The President of Southern Management Corporation, David Hillman (second from right), shares his vision for the renovation of a Baltimore historic landmark, the former Hecht Company building on Howard Street. Baltimore Mayor Martin O’Malley (second from left) listens along with Provident commercial real estate lenders Chris Nevin (far right) and Craig Laudeman (far left). Provident lent $10 million to the Vienna, Virginia-based developer to build apartments that will preserve the historic designation status of the area.



In the past year, Provident Bank further advanced its strong leverage in real estate lending and cash management sales and deposits, while embarking on a significant transition in the Commercial Banking Division.


A year of growth
 Provident’s residential and commercial real estate lending operations enjoyed an impressive year in terms of both production and credit quality. This success was reflected in all three markets—the Baltimore area, Montgomery County and Northern Virginia, which experienced exceptional growth, thanks to a particularly strong economy in that region. Contributing to this achievement was small builder lending, a new initiative integrated into the real estate area in 2000.

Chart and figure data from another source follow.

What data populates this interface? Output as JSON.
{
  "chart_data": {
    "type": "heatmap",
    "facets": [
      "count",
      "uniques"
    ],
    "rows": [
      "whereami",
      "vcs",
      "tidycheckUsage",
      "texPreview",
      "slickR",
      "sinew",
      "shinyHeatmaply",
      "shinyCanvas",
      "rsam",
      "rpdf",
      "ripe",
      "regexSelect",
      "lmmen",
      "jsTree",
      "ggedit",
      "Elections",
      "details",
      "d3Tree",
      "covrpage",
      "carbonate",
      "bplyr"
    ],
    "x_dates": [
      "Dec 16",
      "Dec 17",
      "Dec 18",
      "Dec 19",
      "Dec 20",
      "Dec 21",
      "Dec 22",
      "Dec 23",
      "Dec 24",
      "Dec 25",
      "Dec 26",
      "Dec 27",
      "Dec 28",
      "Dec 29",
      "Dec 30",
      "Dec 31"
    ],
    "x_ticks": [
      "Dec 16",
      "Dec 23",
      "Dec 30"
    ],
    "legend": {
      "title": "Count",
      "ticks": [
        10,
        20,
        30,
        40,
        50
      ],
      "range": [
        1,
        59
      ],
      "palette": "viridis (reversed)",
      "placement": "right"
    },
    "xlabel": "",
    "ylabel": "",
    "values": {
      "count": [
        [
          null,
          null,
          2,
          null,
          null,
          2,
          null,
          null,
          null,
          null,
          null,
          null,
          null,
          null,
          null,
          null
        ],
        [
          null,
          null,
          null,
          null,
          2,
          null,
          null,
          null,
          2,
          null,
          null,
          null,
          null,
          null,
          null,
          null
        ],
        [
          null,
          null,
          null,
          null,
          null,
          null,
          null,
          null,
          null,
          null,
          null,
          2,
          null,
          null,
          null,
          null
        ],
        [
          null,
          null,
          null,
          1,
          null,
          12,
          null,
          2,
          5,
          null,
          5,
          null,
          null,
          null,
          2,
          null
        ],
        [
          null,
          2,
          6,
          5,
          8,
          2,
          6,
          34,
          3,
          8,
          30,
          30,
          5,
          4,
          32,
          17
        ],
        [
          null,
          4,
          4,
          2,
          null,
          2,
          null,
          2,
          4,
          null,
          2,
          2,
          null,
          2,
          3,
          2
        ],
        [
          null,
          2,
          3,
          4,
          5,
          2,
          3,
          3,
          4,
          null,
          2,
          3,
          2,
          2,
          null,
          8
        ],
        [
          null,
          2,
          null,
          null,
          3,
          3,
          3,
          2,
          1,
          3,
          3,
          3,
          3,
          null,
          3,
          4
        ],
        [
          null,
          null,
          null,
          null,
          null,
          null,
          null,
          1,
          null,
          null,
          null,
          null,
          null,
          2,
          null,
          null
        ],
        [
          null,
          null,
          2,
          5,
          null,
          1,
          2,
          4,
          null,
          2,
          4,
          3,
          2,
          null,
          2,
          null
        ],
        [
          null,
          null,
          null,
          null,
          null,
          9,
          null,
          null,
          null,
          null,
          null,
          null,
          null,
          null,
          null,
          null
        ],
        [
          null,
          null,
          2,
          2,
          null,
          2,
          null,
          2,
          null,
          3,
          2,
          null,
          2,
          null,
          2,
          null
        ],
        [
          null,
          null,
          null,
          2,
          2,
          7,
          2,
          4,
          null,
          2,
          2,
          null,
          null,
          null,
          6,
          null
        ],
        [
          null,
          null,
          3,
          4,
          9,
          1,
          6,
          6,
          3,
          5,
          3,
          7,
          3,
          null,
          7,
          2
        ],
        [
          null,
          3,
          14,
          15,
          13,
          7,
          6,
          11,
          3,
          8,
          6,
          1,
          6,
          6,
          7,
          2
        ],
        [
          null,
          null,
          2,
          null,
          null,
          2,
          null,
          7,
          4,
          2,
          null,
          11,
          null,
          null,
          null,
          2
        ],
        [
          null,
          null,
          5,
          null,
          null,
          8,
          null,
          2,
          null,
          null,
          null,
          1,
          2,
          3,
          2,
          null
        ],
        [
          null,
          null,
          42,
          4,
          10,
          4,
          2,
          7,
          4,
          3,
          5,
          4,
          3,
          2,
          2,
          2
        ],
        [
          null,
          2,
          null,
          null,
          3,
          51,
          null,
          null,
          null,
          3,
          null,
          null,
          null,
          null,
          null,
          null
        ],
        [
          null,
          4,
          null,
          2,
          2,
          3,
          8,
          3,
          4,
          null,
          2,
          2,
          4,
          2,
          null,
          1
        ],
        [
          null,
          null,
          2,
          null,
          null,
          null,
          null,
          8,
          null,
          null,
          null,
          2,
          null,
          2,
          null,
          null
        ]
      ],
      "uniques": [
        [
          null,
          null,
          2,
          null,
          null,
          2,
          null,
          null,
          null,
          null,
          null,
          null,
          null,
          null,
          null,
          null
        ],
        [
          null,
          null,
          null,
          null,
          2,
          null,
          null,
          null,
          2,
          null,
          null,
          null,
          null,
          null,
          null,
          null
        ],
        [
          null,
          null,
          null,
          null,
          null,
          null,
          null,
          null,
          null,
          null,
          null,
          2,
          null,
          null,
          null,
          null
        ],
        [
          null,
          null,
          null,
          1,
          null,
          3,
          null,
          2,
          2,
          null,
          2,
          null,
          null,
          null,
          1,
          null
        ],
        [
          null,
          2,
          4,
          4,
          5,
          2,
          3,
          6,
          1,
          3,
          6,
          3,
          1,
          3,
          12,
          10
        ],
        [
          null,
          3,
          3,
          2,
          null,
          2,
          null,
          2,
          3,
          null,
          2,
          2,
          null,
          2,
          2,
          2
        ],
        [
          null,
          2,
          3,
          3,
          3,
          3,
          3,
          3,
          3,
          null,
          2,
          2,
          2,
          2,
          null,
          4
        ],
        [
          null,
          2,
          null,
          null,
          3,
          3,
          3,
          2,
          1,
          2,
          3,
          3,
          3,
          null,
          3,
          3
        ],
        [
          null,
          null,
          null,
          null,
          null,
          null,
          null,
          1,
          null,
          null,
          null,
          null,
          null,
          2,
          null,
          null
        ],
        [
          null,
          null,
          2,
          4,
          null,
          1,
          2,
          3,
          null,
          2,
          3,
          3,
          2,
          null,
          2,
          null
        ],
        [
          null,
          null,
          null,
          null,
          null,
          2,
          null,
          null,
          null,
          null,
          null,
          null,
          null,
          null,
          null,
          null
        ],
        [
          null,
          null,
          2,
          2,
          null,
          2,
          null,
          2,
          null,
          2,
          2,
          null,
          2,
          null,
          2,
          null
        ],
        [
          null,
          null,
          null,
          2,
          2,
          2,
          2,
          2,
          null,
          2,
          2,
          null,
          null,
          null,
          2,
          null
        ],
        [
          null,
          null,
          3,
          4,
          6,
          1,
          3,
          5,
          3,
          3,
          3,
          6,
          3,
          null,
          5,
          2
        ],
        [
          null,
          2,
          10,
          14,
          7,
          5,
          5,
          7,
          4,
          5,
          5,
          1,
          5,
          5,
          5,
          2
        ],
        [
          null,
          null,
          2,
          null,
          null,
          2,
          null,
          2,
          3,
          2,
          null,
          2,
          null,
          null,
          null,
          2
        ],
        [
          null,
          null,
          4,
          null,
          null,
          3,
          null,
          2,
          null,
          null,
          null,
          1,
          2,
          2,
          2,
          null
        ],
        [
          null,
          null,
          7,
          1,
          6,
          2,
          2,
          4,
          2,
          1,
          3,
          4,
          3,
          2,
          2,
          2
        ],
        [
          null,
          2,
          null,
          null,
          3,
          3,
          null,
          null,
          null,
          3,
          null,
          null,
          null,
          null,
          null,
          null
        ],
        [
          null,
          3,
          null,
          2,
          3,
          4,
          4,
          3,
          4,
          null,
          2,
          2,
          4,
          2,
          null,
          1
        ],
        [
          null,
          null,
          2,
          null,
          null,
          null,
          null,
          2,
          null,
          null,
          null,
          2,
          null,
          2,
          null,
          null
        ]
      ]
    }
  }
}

Dick Oppitz, Executive Vice President, said, “2000 was a very successful year for us. In real estate lending, we leveraged strong market conditions in both Baltimore and suburban Washington to achieve growth of over 30% in this portfolio—and we accomplished the growth without compromising our underwriting or structuring standards. We expect our core markets to remain healthy and look to continue our success.”


One of the Group’s greatest success stories in 2000 was in the area of Cash Management, which increased commercial-related deposits by 30% and assessed fees by 58% compared to 1999. With the development of specialty niches, particularly with title companies, Cash Management experienced a tremendous amount of activity in a short period of time—activity that translated into more than double the monthly volume of associated fee income.


A change in focus
 The Baltimore Commercial Division, under new Managing Director Hugh Newton, refocused its efforts toward in-market and middle-market banking—concentrating heavily on local and regional companies that typically borrow $1 to $5 million—instead of lower-yield, higher-dollar syndicated transactions with national companies.


A strategy for 2001
 Provident’s Commercial Banking Group consequently reached the end of 2000 with an elevated sense of optimism and the promise of unparalleled growth in 2001. This was fueled by ongoing cash management product upgrades, an ambitious prospect calling program that complements Provident’s strong customer service reputation and new tools to better measure profitability and allocate resources accordingly.



Our Business Is Service

Provident’s Commercial Banking Group is comprised of three divisions: Commercial Banking, Real Estate Lending and our Suburban Washington Group, which handles commercial and real estate lending from locations in Gaithersburg and Tysons Corner.
In 2000, the Group experienced success and growth—particularly in the areas of real estate lending and cash management:
A strong year in real estate lending resulted in growth of 39.1% to $515.7 million.
The new focus on small builder lending in the real estate area generated $7 million in loan outstandings during the year.
Year-end cash management deposits reached $255.2 million, a 29.7% increase over 1999.
The Cash Management area assessed fees of $2.2 million—a growth of 58% over 1999.
Leasing subsidiary outstandings grew to $17.9 million after only 18 months in business.